The ongoing talks between the Pacific Maritime Association
and International Longshore & Warehouse Union are causing instability at
West Coast ports, even though there has been no strike or work stoppage
associated with the talks, one port executive says.
When asked during a panel discussion on West Coast port
issues about keeps him awake at night, Port of Oakland Executive Director Chris
Lytle didn’t hesitate before answering.
“The biggest issue that I worry about is the labor
agreement,” Lytle said when asked by the panel’s moderator, Horizon Lines
President & CEO Steve Rubin.
“It just gives us inherent instability when the parties are
still at the table after three or four months and still talking about the
issues, even without a lot of disruption,” Lytle said during the Sept. 22
panel, which took place at the annual Intermodal Association of North America
Expo in Long Beach, Calif.
“I think it’s incumbent upon the PMA and the union to get
together, get this thing signed and get it agreed to and put some stability
back in that arena,” he said.
Talks on a new labor pact began May 12, just seven weeks
before the end of the previous six-year deal.
The previous pact, which covered almost 20,000 longshore
workers at 29 ports up and down the West Coast, expired at 5 pm on July 1, but
although no contract extension has been ratified, both sides have agreed to
keep operating under the provisions of the recently expired contract for the
time being.
Although there are no signs of a union strike or management
lockout looming, there is a history of contentious talks between the PMA and
the ILWU, which represents dockworkers in California, Oregon and Washington. Neither
the 2008 or 2002 talks were resolved until after the contracts’ expirations.
In August, however, the two sides announced that they had reached
a tentative agreement on one aspect of their contract talks: health benefits. In
a joint statement released Aug. 26, the two sides said that the agreement on
health benefits is subject to agreement on the other issues in the
negotiations. The parties say they’ve agreed not to discuss the terms of the
tentative agreement while negotiations continue.

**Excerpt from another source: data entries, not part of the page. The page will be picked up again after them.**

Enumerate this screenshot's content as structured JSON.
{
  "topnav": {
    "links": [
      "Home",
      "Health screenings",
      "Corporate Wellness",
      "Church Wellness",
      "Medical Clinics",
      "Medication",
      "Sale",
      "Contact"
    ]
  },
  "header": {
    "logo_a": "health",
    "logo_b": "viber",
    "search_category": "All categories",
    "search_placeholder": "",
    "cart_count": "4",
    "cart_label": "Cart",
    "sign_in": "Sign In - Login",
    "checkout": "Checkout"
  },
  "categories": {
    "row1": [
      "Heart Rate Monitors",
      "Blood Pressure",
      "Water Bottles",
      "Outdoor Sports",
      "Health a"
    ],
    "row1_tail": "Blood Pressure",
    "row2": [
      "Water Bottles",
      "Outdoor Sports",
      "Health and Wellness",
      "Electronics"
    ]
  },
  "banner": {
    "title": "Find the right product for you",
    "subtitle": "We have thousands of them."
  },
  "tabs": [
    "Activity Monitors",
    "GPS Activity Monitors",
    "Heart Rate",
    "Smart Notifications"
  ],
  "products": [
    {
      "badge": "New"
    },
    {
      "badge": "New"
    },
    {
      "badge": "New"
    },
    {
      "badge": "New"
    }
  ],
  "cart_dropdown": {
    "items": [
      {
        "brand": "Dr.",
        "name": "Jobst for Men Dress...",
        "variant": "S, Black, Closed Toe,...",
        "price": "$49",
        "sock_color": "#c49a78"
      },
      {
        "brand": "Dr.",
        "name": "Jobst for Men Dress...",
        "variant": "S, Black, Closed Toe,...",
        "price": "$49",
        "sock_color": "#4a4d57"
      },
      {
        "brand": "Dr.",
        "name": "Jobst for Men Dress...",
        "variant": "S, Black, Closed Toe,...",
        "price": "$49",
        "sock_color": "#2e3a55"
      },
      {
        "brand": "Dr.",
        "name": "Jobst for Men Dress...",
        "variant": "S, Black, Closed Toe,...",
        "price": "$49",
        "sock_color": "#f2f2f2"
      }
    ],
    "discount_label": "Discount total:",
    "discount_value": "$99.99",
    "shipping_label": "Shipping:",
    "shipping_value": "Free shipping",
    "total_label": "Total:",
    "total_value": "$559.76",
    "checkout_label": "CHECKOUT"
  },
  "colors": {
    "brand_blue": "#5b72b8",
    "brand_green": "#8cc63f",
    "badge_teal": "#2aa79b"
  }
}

In a session on port labor agreements during this week’s IANA
conference, David Adam, chair and CEO of the US Maritime Alliance, the East
Coast equivalent of the PMA, said that part of the problem with maritime labor
negotiations is that the two sides don’t sit down at the table early enough.
“You see it in the PMA bargaining right now and you saw it
in our bargaining two years ago ... we start bargaining three, four or five
months before the expiration of the contract, and the reality is the work needs
to be done years in advance,” Adam said.
“My goal is to start talking about things that are important
to both sides and trying to get those things off the table before we actually
get into the contract expiration,” he explained. “The reality is that if you
don’t meet before (the contract’s expiration), you end up meeting after. The
more work you do in advance, the less work you have to do after the fact.”